Commentary: ‘Locke And Key’ & ‘Something Is Killing The Children’ Share A Trope

by Frank Martin

There’s something special about an adventure story starring kids — probably because it’s so often in the real world that kids are put down and limited in what they can do. So to see them rise to the occasion and challenge authority while facing real danger can be quite powerful. But there’s a certain problem with these kinds of stories. Mainly, how and why don’t the parents and other adults get involved? Sometimes the answer is simple. Take The Goonies for example, where the parents just aren’t around.

But what of stories told in a longer format? The Goonies works because the kids are on adventure for a single night. But if the story takes place over the course of a couple days, the kids would have to interact with parents at some point. How does the story keep the suspense alive without drawing grown-ups into the picture? Fortunately for tales in a supernatural setting, there’s an easy answer: magic.

Joe Hill and Gabriel Rodriquez’s Locke and Key, as well as James Tynion IV and Werther Dell’Edera‘s Something is Killing the Children solve this problem with great ease. Grown-ups just can’t comprehend the magical danger surrounding them. In Locke and Key, adults are able to see and experience magic; they just can’t remember it afterwards. In Something is Killing the Children, adults aren’t able to see the monsters, though they are certainly able to witness the carnage they inflict.

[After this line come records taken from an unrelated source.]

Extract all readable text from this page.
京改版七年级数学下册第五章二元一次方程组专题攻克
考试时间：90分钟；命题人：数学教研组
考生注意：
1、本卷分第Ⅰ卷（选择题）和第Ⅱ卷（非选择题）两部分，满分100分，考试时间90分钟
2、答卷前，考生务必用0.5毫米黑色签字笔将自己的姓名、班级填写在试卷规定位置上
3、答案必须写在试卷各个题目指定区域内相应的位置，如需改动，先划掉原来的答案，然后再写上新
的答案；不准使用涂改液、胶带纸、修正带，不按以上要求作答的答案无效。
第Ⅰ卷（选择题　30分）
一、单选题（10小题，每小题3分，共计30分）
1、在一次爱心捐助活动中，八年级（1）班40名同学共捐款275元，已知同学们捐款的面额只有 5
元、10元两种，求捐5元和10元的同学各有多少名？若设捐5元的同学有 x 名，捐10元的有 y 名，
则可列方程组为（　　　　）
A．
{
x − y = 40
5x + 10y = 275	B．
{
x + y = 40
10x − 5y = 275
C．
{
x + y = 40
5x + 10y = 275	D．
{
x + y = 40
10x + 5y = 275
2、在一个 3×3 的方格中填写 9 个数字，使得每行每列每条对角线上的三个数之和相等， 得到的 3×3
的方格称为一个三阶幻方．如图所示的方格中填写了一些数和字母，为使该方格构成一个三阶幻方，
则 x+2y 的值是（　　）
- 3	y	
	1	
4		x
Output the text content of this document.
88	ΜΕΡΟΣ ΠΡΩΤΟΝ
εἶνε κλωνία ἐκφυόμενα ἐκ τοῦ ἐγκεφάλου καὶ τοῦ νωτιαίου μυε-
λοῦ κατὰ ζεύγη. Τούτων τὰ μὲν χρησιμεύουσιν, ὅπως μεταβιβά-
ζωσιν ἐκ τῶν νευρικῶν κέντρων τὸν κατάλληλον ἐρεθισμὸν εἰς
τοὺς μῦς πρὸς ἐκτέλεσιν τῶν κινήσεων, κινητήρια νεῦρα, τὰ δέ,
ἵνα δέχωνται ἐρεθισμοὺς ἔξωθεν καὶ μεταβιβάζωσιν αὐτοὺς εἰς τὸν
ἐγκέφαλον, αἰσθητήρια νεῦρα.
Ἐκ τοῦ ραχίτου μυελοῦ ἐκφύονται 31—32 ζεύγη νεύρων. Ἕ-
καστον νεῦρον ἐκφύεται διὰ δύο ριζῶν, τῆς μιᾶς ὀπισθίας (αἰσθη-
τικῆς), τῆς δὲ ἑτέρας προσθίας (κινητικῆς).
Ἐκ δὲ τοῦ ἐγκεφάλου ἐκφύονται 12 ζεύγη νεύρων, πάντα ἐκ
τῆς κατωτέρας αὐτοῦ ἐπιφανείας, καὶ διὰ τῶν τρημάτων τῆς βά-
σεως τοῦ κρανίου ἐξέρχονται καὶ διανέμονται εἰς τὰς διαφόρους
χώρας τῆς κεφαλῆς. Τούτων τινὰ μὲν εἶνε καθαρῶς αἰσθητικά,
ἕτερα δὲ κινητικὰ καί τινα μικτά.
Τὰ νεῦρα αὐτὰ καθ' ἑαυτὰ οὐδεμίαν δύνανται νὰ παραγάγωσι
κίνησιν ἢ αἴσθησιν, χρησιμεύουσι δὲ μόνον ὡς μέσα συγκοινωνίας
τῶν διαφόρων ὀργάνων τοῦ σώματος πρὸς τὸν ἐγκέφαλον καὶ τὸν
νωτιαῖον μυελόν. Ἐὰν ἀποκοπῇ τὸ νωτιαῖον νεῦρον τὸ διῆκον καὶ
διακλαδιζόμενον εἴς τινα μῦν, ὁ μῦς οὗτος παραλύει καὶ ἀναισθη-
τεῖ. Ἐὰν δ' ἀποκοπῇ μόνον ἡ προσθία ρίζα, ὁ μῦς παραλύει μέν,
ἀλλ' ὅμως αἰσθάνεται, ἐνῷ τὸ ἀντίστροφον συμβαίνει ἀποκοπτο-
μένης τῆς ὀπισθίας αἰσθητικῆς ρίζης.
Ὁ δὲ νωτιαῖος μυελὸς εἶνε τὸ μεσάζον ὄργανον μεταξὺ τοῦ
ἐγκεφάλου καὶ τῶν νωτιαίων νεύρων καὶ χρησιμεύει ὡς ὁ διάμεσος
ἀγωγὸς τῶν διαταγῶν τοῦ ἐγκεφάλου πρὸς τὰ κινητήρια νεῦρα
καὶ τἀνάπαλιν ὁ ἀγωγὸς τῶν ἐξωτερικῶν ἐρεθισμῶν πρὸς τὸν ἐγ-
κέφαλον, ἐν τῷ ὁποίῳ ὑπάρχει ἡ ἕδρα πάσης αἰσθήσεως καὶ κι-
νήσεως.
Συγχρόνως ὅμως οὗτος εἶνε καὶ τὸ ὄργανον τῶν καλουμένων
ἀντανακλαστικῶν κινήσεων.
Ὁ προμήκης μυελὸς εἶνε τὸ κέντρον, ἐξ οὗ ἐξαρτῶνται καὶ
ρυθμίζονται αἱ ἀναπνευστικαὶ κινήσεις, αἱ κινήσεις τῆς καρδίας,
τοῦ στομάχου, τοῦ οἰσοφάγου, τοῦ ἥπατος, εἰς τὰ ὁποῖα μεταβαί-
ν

Of course, through various means the young ones are able to draw adults into their battles. They mainly do this to keep the story going and move the plot along in new and interesting directions. But as a whole, this plot device is an extremely convenient tool of storytelling. Kids are able to go on adventures simply because adults can’t comprehend it. On the one hand, it might come off as lazy writing. On the other, it adds an element of whimsical fantasy to these dangerous and often horrific tales. Which is a matter of opinion. But as long as kids continue to have minds that out-imagine their parents, I don’t think stories like this will go away anytime soon.